A group of patrons clapped in astonishment of our marvelous escapade as if we'd performed a show for their benefit. Siobhan Walsh was the only person I recognized. My former department admin stood near another flaming redhead, laughing and nodding. I caught my reflection in the mirrored wall behind them, containing any response until I could determine if a piece of chewed food was stuck to my forehead or if Eustacia's sharp incisors had sliced open my flesh. The hostess handed me a napkin, and after wiping myself clean, I whispered a silent prayer of gratitude it was only a diced tomato.
“I'll try to reach her later. Can't you stay with family?” I thought of her grandnephew, Sam Taft, my brother's boyfriend who was coincidently home for a few days. If I had to suffer through this hornet's nest with Eustacia, my brother Gabriel could take one for the family too.
“As if. Everyone's busy with their own priorities. Jennifer and Arthur are loony gaga over their kid. You know, not all infants are cute. I don't know why people tell silly lies.” Eustacia smiled facetiously, placed her teeth back inside her quivering mouth, and shook her head and jaw to situate them. “Ophelia and Dana are on some excursion in Europe. Timothy and your Aunt Deirdre are waiting for their new miracle test-tube baby to arrive any day now. What is this world coming to?”
“Isn't Lilly around?” Eleanor tried not to laugh as the woman struggled to adjust her dentures.
Eustacia leaned toward the mirror to fix the issue. “That girl is as useless as a pair of chopsticks scooping pebbles in a bowl of soup while riding a scooter on a high wire.
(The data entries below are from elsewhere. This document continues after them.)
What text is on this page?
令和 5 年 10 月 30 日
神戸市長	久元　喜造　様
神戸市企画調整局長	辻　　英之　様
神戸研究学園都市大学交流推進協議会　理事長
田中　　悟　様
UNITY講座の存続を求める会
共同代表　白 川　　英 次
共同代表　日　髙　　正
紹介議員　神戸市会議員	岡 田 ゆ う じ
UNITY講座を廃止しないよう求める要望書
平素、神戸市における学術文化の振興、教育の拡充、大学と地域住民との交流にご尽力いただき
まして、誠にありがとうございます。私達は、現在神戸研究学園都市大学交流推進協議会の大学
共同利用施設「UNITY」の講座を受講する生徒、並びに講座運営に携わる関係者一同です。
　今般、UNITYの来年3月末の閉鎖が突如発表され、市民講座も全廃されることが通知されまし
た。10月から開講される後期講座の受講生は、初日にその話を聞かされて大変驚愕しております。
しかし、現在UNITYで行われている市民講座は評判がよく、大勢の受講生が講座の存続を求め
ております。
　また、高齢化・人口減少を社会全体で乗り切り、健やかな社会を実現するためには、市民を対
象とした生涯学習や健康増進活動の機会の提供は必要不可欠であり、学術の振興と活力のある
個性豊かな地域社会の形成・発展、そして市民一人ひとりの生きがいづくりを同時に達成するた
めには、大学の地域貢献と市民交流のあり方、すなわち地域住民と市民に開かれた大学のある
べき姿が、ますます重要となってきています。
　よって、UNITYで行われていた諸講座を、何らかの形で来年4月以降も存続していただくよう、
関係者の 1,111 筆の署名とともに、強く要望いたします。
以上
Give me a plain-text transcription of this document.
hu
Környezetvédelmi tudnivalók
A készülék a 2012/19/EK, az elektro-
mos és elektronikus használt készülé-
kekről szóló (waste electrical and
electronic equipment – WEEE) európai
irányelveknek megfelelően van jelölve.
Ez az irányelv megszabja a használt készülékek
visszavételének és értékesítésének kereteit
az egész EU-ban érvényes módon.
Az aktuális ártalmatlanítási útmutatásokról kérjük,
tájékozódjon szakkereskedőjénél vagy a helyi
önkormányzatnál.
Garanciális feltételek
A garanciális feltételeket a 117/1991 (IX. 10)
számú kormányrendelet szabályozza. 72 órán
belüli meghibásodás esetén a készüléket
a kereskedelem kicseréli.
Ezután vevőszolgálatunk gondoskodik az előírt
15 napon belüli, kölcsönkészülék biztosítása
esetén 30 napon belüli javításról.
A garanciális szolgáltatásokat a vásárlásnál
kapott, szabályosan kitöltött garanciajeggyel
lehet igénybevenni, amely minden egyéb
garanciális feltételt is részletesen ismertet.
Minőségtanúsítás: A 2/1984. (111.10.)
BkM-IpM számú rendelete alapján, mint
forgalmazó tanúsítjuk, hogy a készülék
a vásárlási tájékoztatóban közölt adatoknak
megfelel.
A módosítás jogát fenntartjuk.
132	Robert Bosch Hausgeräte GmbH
Lilly's so desperate for money, she's pulled out all the stops to convince me to empty her trust. What childish problems she's causing!”
I wasn't a fan of Lilly Taft, her grandniece, after our run-in the previous year when the girl's grandmother had died at a theater performance. Eustacia had been left in charge of all the family money and wouldn't grant Lilly her inheritance until she behaved in a more polished and presentable manner. “Yep, I'll see what I can do.” With a great aunt like Eustacia, how would Lilly learn?
“Bundle up, kiddoes. Jack the Ripper is gonna be nipping at your toes tonight in this deep freeze.” Eustacia stumbled through the front parlor and waited for her Uber driver, Cheney Stoddard, a mid-twenties recent transplant to the area, to escort her down the stairs. He'd been working part-time as a chauffeur and on a few construction sites to earn money and stay out of trouble. A gust of wind knocked Eustacia's hat off, and as she dived to grab it, the old bat—Nana D's nickname for the woman, not mine—nearly fell off the platform into a frozen rhododendron bush. Cheney caught the hat and the grand dame, hastily steered her to his car, and smiled back at us knowingly.
Eleanor turned to me with a befuddled and harried glare. “Does she mean Jack Frost?”
“Your guess is as good as mine.” We burst into laughter, uncertain what neuroses manifested in the eccentric woman's head.
I greeted Manny, the Pick-Me-Up Diner's manager, as he approached. “Buenos dias, amigo.” My Spanish had improved tremendously in the last year, courtesy of this super patient man.
“I'm glad to see someone is chipper around here. Could things get any worse today?” Manny, an immigrant from El Salvador, was a highly educated and respectable member of the town, but he'd suffered through a rough year after being duped by a mob family who'd sought revenge against my wife. Once he'd extricated himself from that debacle, Manny and Eleanor acknowledged their feelings for one another and began dating six months ago.
“Please don't tell me you're frightened of this storm too.” I slapped my forehead, realizing another tiny piece of tomato stuck to the curls of my untamable blond hair. “Hogwash!”
Eleanor fished it out, then grabbed the tablet from Manny's hands. “No, he's downloading the latest reviews for the diner. We gained three negative ones this week, and people are gossiping about it now. I hate when the trolls leave the bridge in search of fodder!”